Già, perché oltre che contro le donne, la guerra di Boko Haram è diretta anche contro i più piccoli, come spiega Gianfranco Rotigliano, rappresentante dell’Unicef in Nigeria: «Nelle zone appena riconquistate dall’esercito abbiamo trovato 245mila bambini in condizioni di malnutrizione severa acuta. L’estrema violenza di Boko Haram ha causato 1,4 milioni di bambini sfollati con almeno un milione ancora intrappolati in zone difficili da raggiungere». Ieri, l’esercito nigeriano ha affidato all’Unicef 355 bambini, parte di un gruppo di 566 persone liberate recentemente dalle mani degli estremisti.
Per descrivere il grave peggioramento di questa crisi basti dire che Medici senza frontiere conta nella regione circa 600 operatori umanitari, che curano i malati ma che gestiscono anche diversi campi d’accoglienza per chi fugge dalle violenze. Il capo missione Hughes Robert sostiene che, oltre all’estrema criminalizzazione della setta, la grande difficoltà per le ong è l’assenza totale di collegamenti con gli islamisti. «In tutta la regione, il commercio è stato interrotto, i trasporti sono bloccati e l’agricoltura è azzerata, il che provoca un impatto economico massiccio sulle popolazioni locali, che sono già tra le più povere del pianeta», spiega Robert. Il capo missione di Msf dice anche che nel Nord della Nigeria l’esercito controlla solo le strade e i grandi centri, mentre la boscaglia e le ampie savane sono ancora nelle mani di Boko Haram.
Proprio come accade a Gwoza, protetta da centinaia di soldati impauriti e malpagati, ma non per questo meno rozzi e brutali dei loro nemici. Quando finirà la stagione delle piogge, che qui si traduce in una nebbiolina bagnata e asfissiante che per poche settimane avvolge ogni cosa, i vertici militari nigeriani si dicono pronti a lanciare la loro offensiva contro Sambisa. Un’offensiva dall’esito prevedibilmente inconcludente, perché qui l’esercito è più che altro sulla difensiva, rispondendo come può alle frequenti e micidiali incursioni degli islamisti nascosti nelle grotte dei monti Mandara.

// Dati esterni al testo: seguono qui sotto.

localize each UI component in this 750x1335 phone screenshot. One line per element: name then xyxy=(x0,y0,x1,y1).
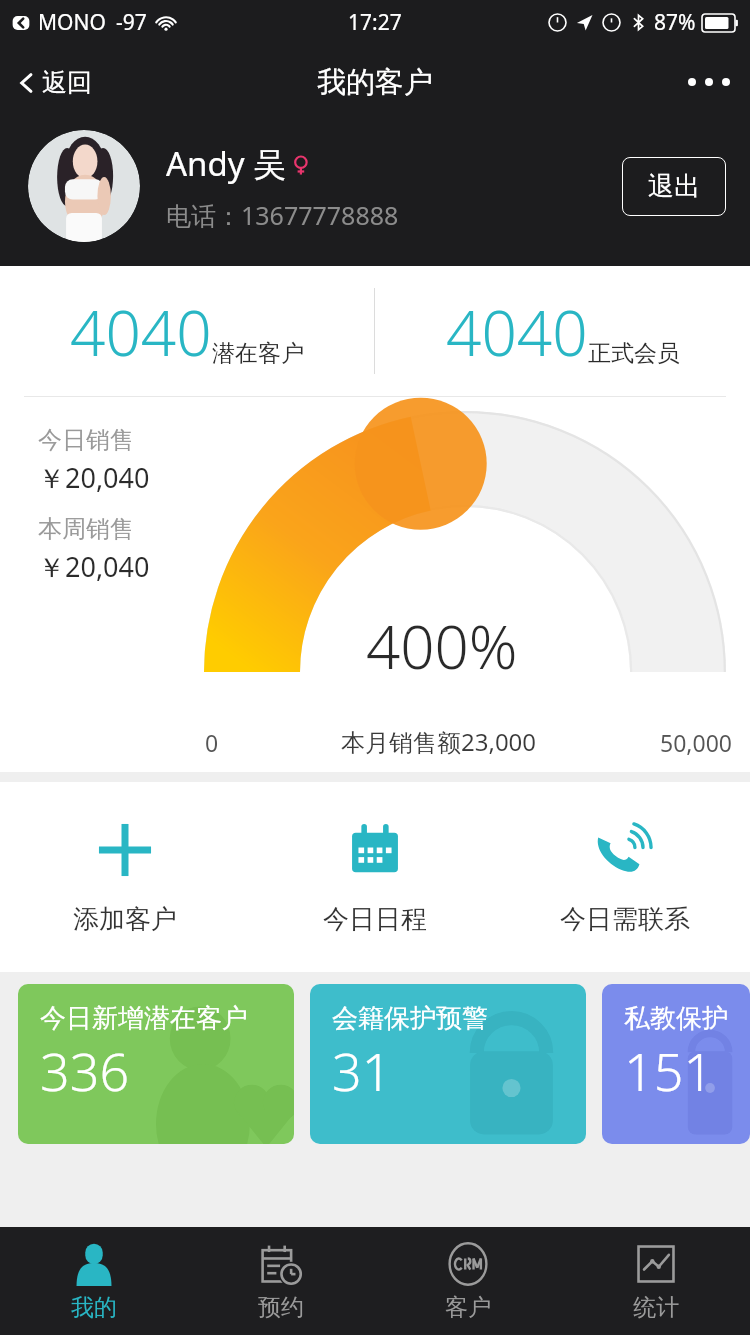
staticText: 87% xyxy=(654,8,696,37)
staticText: 添加客户 xyxy=(73,903,177,936)
staticText: 400% xyxy=(366,605,518,687)
button[interactable]: 今日需联系 xyxy=(500,782,750,972)
staticText: 今日销售 xyxy=(38,425,134,455)
staticText: 我的 xyxy=(71,1293,117,1322)
staticText: 会籍保护预警 xyxy=(332,1002,488,1035)
staticText: 我的客户 xyxy=(317,64,433,101)
staticText: 336 xyxy=(40,1035,130,1106)
button[interactable]: 退出 xyxy=(622,157,726,216)
button[interactable]: 今日日程 xyxy=(250,782,500,972)
staticText: 电话：13677778888 xyxy=(166,198,399,232)
button[interactable]: 会籍保护预警 xyxy=(310,984,586,1144)
staticText: 31 xyxy=(332,1035,392,1106)
button[interactable]: 预约 xyxy=(187,1227,374,1335)
staticText: 50,000 xyxy=(660,727,732,758)
staticText: 今日需联系 xyxy=(560,903,690,936)
button[interactable]: 4040 xyxy=(0,266,374,396)
staticText: 4040 xyxy=(70,290,212,374)
button[interactable]: 4040 xyxy=(375,266,750,396)
staticText: ￥20,040 xyxy=(38,459,150,496)
staticText: 私教保护预警 xyxy=(624,1002,750,1035)
staticText: 151 xyxy=(624,1035,714,1106)
button[interactable]: 今日新增潜在客户 xyxy=(18,984,294,1144)
button[interactable]: 统计 xyxy=(562,1227,750,1335)
staticText: 今日日程 xyxy=(323,903,427,936)
staticText: -97 xyxy=(116,8,147,37)
staticText: ￥20,040 xyxy=(38,548,150,585)
staticText: 本周销售 xyxy=(38,514,134,544)
staticText: 客户 xyxy=(445,1293,491,1322)
staticText: 退出 xyxy=(648,170,700,203)
staticText: 潜在客户 xyxy=(212,339,304,368)
button[interactable]: More options xyxy=(668,62,750,102)
staticText: 返回 xyxy=(42,67,92,98)
staticText: 本月销售额23,000 xyxy=(341,725,537,758)
button[interactable]: 返回 xyxy=(0,59,112,106)
staticText: 0 xyxy=(205,727,219,758)
staticText: 统计 xyxy=(633,1293,679,1322)
button[interactable]: 我的 xyxy=(0,1227,187,1335)
button[interactable]: 私教保护预警 xyxy=(602,984,750,1144)
staticText: 17:27 xyxy=(348,8,402,37)
staticText: Andy 吴 xyxy=(166,141,287,186)
staticText: 4040 xyxy=(446,290,588,374)
staticText: 正式会员 xyxy=(588,339,680,368)
staticText: MONO xyxy=(38,8,106,37)
button[interactable]: 客户 xyxy=(374,1227,562,1335)
button[interactable]: 添加客户 xyxy=(0,782,250,972)
button[interactable] xyxy=(28,130,140,242)
staticText: 今日新增潜在客户 xyxy=(40,1002,248,1035)
staticText: 预约 xyxy=(258,1293,304,1322)
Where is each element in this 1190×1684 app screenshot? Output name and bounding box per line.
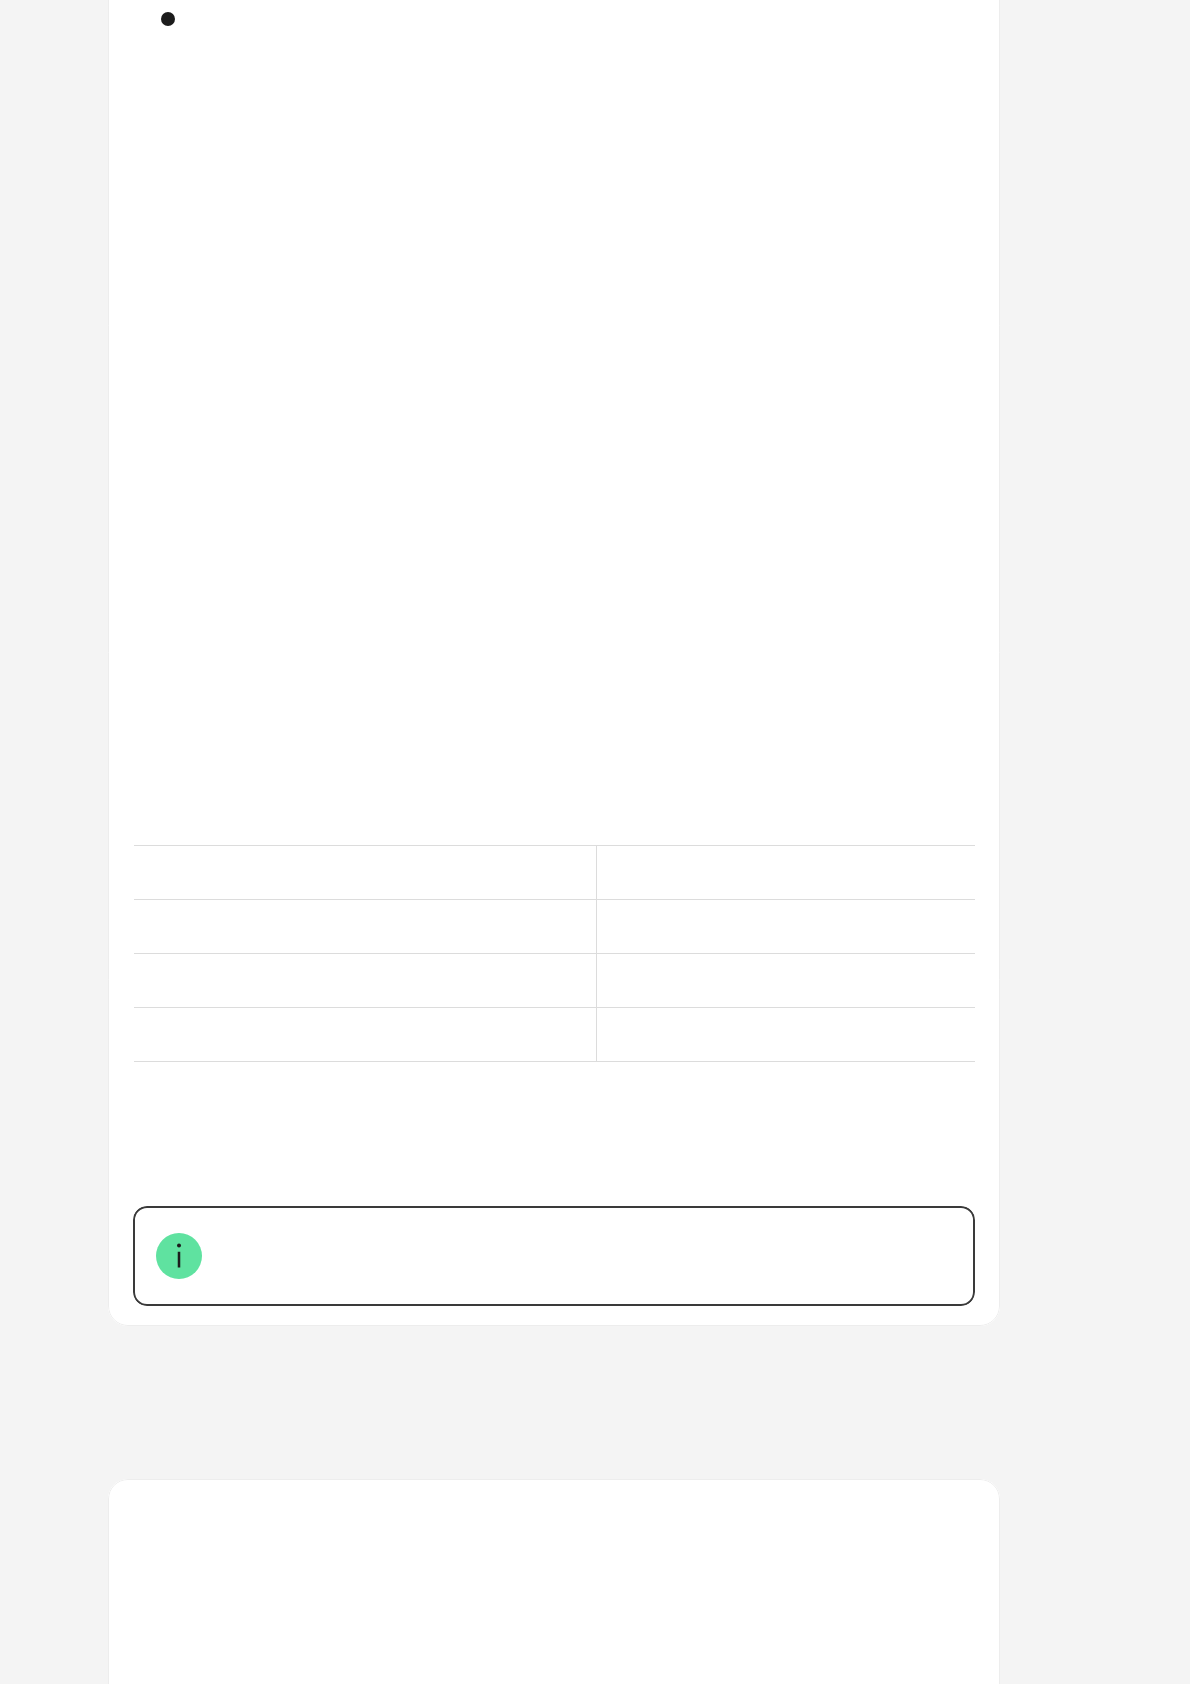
button[interactable]: Information — [133, 1206, 975, 1306]
button[interactable]: Information — [108, 0, 1000, 1326]
other: Information — [156, 1233, 202, 1279]
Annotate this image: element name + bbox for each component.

Per questo motivo Farmasa vorrebbe raggiungere al più presto Maiduguri, il capoluogo di Borno che dista 135 chilometri. Ma lei è in sedia a rotelle, il che rende tutto più complicato. «Sono quelli là chi mi hanno reso inferma», dice indicando i soldati che vediamo pattugliare in strada. «Un anno fa, gli islamisti mi dissero che era giunto il mio turno di farmi esplodere in un mercato di Gwoza, perché come soldato non valevo granché. Mi costrinsero a indossare una cintura carica di esplosivo dicendomi che altrimenti m’avrebbero comunque bruciata viva. Ma appena arrivata città qualcuno m’ha riconosciuta. Ero terrorizzata, e non ho avuto il coraggio di azionare il detonatore. Sono stati i militari a salvarmi dal linciaggio. In caserma mi hanno però prima violentata in gruppo, poi, durante l’interrogatorio, mi hanno massacrato di botte fino a rompermi una vertebra e paralizzarmi le gambe».
Sono gli stessi soldati che ci hanno portato da Farmasa, mostrandocela come un trofeo vivente della guerra contro Boko Haram. Dopo il suo arresto avrebbero potuto ucciderla, ma hanno preferito storpiarla.
La porta del centro sanitario dove l’hanno parcheggiata è sempre aperta. Tanto da lì lei non può fuggire.